Multi-Factor Authentication (MFA/2FA)
Last updated
Last updated
Defguard supports Multi-Factor Authentication for WireGuard with TOTP & Email codes and after that with session keys based on Wireguard Pre-Shared Keys (PSK). For more details about this please refer to the architecture section.
MFA requires:
defguard core >= v0.9.0
defguard proxy >= v0.3.0
desktop client >= 0.2.0
Enabling MFA for a desired VPN Location is done by:
going into defguard to VPN Overview
selecting the VPN Location from the dropdown list, and pressing the Edit Location button in the top right corner of the page
check the "Require MFA for this Location" checkbox under the Location Configuration section
set Peer disconnect threshold we recommend it to be min. 300 (5 min) - see chapter below.
and save changes.
When MFA is enabled on a location defguard periodically (currently every 1 minute) checks statistics if a client is connected and if the period of inactivity (defined in Peer disconnect threshold option) is met, a client is disconnected.
Thus the gateway needs to be configured to send statistics in that period.
We recommend to set:
gateway to send statistics every 30sec
Peer disconnect threshold we recommend it to be min. 300 (5 min)
When MFA configuration is changed, all clients must do an Instance Update.

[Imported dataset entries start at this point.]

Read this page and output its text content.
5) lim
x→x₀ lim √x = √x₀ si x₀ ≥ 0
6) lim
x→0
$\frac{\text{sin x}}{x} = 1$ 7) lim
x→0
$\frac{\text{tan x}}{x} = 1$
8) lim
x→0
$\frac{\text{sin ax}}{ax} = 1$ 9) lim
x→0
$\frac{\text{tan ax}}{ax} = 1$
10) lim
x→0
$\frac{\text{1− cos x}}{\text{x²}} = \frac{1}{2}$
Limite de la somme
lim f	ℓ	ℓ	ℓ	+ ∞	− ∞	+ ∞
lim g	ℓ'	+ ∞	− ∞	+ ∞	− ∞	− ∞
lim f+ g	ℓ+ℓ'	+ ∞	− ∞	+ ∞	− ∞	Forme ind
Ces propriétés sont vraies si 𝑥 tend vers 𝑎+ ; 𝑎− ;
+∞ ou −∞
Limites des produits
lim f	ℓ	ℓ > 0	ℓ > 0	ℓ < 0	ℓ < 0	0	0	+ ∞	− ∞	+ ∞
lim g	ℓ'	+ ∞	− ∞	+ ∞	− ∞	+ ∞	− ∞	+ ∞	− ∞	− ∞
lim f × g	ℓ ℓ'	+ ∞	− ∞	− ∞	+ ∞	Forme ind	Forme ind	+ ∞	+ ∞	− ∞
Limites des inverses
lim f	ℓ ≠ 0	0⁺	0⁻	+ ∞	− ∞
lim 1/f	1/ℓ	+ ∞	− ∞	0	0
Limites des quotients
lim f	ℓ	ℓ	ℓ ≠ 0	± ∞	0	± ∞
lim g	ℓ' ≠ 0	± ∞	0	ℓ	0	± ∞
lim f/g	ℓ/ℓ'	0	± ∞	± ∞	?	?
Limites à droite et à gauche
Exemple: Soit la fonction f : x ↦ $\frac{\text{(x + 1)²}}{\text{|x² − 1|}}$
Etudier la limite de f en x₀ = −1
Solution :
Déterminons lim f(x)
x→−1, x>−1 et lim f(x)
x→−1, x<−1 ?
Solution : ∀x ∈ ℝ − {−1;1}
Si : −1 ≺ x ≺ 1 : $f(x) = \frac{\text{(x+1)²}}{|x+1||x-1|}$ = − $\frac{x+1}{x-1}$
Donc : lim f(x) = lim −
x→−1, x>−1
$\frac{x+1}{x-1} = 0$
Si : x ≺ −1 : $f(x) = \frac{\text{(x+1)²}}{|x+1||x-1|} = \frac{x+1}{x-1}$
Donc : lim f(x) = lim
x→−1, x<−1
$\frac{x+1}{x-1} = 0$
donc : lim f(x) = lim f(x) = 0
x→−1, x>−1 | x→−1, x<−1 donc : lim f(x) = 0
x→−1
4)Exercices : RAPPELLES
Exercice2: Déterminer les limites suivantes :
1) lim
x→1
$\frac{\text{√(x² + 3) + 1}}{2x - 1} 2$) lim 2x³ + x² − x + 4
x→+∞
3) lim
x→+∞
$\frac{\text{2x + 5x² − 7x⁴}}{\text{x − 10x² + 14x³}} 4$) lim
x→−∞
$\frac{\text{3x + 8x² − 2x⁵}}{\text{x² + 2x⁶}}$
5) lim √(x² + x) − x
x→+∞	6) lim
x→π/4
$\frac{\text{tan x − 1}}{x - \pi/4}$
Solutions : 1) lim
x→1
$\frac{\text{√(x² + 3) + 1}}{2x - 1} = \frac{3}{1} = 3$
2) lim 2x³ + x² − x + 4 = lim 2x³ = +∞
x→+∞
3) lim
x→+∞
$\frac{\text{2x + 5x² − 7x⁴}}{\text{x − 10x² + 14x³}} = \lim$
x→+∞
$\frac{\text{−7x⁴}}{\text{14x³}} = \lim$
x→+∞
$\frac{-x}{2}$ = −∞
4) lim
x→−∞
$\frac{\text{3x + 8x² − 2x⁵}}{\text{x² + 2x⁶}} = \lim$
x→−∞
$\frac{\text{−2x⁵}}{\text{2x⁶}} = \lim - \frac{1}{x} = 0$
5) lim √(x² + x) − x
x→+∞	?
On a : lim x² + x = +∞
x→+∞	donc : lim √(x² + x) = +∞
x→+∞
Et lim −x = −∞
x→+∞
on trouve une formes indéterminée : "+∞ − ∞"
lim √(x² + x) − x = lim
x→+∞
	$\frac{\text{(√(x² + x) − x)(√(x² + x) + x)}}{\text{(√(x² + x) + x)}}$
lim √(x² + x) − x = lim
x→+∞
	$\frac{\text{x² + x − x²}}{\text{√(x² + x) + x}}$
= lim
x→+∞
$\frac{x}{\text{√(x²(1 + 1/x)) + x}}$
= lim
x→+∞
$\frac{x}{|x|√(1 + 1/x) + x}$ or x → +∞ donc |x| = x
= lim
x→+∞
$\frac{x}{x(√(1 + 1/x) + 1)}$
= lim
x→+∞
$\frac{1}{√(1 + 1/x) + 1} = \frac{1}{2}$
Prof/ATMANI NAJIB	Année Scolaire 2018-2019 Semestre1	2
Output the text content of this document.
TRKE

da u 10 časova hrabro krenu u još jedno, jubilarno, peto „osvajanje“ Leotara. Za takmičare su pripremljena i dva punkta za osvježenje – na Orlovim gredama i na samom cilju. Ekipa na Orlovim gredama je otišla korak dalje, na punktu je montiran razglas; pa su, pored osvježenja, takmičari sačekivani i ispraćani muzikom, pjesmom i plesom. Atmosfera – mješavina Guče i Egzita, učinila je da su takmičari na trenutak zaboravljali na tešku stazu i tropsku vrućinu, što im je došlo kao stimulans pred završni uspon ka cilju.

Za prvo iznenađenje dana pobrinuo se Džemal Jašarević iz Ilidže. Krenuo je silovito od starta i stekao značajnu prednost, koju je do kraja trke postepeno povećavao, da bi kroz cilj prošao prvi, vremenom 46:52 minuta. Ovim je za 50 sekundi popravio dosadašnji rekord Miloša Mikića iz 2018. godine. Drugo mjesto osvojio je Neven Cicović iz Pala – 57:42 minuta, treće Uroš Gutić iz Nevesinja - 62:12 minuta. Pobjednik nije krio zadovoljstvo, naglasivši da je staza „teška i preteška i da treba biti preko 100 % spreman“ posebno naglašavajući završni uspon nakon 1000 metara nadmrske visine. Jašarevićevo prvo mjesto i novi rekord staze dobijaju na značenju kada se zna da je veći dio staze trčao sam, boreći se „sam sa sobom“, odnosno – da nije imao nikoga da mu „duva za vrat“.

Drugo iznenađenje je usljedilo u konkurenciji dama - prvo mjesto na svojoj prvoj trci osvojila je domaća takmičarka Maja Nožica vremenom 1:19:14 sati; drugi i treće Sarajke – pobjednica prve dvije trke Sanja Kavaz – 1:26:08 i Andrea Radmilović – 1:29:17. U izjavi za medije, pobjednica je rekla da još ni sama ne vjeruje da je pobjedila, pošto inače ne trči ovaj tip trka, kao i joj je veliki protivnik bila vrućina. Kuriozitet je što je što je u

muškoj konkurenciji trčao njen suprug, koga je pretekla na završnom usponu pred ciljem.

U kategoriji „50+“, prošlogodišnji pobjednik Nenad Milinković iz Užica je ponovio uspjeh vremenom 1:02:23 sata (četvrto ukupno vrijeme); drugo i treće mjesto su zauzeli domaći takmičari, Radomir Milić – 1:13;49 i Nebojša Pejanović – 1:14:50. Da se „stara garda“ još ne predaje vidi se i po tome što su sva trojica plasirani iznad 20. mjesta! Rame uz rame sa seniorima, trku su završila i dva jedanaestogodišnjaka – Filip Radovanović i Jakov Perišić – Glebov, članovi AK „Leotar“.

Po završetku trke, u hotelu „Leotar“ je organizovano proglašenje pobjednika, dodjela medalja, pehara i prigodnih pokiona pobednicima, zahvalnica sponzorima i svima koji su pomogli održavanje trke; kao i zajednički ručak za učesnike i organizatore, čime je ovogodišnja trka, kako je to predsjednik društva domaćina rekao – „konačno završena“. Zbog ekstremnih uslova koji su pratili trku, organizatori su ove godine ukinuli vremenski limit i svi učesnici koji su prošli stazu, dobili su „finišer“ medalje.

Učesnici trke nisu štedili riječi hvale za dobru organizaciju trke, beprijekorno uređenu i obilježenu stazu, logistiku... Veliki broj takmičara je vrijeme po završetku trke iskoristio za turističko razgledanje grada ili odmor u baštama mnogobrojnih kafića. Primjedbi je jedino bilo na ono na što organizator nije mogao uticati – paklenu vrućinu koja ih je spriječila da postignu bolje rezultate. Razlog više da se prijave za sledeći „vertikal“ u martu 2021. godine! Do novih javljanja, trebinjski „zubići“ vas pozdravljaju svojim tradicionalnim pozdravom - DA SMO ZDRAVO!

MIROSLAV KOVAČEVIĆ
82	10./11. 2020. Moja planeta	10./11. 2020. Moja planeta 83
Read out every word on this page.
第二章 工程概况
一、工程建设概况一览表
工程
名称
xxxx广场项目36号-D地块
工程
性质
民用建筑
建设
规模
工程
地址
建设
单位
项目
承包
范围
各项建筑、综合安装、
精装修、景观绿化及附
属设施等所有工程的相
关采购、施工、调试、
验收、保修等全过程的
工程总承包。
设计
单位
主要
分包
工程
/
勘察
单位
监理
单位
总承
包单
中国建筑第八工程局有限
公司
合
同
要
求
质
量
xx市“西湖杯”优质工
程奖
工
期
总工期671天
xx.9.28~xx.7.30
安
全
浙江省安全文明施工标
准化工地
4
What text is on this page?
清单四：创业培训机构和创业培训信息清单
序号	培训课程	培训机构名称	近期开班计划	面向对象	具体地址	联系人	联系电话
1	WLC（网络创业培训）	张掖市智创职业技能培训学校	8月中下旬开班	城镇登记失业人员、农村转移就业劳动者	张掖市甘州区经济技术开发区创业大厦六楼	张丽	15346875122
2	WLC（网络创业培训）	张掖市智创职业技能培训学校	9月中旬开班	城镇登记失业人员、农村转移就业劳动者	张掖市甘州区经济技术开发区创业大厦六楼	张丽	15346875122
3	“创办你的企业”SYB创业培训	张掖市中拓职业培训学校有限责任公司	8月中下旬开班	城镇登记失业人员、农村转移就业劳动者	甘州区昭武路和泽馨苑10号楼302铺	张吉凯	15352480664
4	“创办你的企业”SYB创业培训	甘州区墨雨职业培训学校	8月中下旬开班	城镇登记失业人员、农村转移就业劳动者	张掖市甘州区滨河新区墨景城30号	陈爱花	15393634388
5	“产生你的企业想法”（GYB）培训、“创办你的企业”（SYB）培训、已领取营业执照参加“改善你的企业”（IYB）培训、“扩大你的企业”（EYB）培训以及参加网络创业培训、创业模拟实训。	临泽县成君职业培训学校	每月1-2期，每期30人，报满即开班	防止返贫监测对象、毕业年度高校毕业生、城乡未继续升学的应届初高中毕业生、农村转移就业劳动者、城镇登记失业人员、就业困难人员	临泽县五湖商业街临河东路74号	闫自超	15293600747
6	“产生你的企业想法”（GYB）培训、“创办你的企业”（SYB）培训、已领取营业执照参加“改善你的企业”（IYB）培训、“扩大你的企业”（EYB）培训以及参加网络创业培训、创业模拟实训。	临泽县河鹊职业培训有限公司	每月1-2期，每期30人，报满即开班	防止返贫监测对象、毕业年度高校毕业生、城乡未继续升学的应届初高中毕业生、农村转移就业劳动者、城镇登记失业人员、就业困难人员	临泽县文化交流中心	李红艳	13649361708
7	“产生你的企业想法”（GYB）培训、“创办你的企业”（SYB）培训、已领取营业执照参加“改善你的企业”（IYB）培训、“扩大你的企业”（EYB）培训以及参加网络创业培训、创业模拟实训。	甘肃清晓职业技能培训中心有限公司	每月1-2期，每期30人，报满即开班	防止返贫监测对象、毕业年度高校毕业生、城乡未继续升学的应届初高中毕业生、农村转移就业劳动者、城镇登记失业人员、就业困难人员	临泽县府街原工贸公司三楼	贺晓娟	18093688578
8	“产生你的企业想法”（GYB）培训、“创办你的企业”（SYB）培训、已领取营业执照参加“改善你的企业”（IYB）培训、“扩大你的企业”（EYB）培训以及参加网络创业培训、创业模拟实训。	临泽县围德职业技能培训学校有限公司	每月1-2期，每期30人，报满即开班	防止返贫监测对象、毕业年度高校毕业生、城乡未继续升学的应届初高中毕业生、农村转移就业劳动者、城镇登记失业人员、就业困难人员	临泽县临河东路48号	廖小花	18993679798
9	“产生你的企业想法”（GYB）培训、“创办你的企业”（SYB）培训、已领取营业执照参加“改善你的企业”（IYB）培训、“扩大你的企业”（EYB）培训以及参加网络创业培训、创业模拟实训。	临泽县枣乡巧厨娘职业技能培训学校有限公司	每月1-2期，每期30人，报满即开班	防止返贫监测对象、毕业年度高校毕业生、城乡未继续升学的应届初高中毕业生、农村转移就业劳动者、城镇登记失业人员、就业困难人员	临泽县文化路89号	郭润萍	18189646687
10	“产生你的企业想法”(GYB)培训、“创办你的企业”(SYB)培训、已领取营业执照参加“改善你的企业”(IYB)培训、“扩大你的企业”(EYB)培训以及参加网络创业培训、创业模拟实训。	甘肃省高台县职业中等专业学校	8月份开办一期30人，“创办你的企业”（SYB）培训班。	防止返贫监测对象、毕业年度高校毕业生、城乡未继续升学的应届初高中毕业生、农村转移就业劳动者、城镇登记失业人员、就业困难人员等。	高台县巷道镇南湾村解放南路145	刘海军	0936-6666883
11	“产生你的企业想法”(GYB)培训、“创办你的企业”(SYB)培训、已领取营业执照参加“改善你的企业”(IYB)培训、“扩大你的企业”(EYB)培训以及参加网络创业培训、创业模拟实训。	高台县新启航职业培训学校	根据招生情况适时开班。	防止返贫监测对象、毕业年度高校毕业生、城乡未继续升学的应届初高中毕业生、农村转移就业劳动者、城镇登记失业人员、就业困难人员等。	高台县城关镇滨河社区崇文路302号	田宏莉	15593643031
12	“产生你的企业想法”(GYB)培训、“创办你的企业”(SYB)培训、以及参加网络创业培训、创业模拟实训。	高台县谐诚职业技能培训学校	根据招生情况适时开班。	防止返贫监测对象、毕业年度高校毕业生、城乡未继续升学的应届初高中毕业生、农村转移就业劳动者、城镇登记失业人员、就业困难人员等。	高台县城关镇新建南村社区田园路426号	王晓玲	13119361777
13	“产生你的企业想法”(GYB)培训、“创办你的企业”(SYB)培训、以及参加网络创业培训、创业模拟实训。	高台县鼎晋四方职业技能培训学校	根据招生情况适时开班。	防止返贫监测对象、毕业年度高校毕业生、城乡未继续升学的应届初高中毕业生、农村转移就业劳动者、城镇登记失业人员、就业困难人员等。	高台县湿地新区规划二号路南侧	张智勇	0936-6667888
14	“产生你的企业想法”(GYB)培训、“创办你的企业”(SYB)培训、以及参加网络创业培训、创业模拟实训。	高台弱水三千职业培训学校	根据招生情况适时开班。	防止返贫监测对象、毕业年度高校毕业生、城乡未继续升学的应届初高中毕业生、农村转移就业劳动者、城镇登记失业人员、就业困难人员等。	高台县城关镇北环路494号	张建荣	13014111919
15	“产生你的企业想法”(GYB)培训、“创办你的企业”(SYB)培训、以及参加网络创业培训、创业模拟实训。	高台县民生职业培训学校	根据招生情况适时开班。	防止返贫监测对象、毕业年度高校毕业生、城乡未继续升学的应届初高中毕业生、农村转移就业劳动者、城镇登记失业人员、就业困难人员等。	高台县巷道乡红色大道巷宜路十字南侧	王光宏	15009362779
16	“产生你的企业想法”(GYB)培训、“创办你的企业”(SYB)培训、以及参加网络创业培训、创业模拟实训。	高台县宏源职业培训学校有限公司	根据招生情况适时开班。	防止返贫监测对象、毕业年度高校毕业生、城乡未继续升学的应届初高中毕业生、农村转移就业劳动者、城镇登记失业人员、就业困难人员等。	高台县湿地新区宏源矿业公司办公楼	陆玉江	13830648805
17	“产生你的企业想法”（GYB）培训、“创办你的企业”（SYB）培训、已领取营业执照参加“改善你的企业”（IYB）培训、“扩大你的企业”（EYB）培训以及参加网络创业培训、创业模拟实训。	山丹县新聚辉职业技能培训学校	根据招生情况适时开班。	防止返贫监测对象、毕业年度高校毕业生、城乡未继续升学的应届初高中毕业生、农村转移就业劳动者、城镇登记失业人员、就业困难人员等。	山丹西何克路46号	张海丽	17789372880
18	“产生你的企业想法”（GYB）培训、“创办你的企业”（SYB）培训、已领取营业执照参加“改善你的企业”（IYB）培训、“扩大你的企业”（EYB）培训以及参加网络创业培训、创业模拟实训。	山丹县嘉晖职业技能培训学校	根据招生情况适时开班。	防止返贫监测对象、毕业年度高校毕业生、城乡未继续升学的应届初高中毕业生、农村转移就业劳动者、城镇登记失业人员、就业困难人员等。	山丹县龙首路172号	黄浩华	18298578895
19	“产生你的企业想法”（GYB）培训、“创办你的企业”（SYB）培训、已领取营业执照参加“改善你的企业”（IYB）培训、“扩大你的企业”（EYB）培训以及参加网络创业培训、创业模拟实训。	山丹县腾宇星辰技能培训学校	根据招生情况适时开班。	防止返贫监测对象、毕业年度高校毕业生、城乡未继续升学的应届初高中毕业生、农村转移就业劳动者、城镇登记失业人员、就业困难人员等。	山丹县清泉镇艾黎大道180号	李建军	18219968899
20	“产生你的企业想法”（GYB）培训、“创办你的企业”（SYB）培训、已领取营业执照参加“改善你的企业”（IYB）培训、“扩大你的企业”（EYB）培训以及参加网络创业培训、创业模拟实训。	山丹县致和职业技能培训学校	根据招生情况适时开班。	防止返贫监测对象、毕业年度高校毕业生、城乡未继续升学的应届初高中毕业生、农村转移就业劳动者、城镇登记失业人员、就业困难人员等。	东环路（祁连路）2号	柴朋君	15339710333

If a VPN has MFA enabled, before connecting you will be asked to complete the authentication step first:
For now, MFA is only available with the following methods:
Email - requires SMTP to be configured
Please remember to configure TOTP on you user account and/or SMTP settings for MFA on the desktop client to work..
After enabling MFA for a given VPN, users will need to enable MFA for their accounts to be able to connect. This process is described in Setting up 2FA/MFA. For simplicity & security, the desktop client uses the same MFA methods as the defguard server.
An error message will be shown if users attempt to select a MFA method that has not been enabled for their accounts:
If authentication succeeds, the Two-factor authentication modal will be closed and connection to the selected VPN will be attempted. Users will be asked to authenticate on every connection to a VPN with MFA enabled.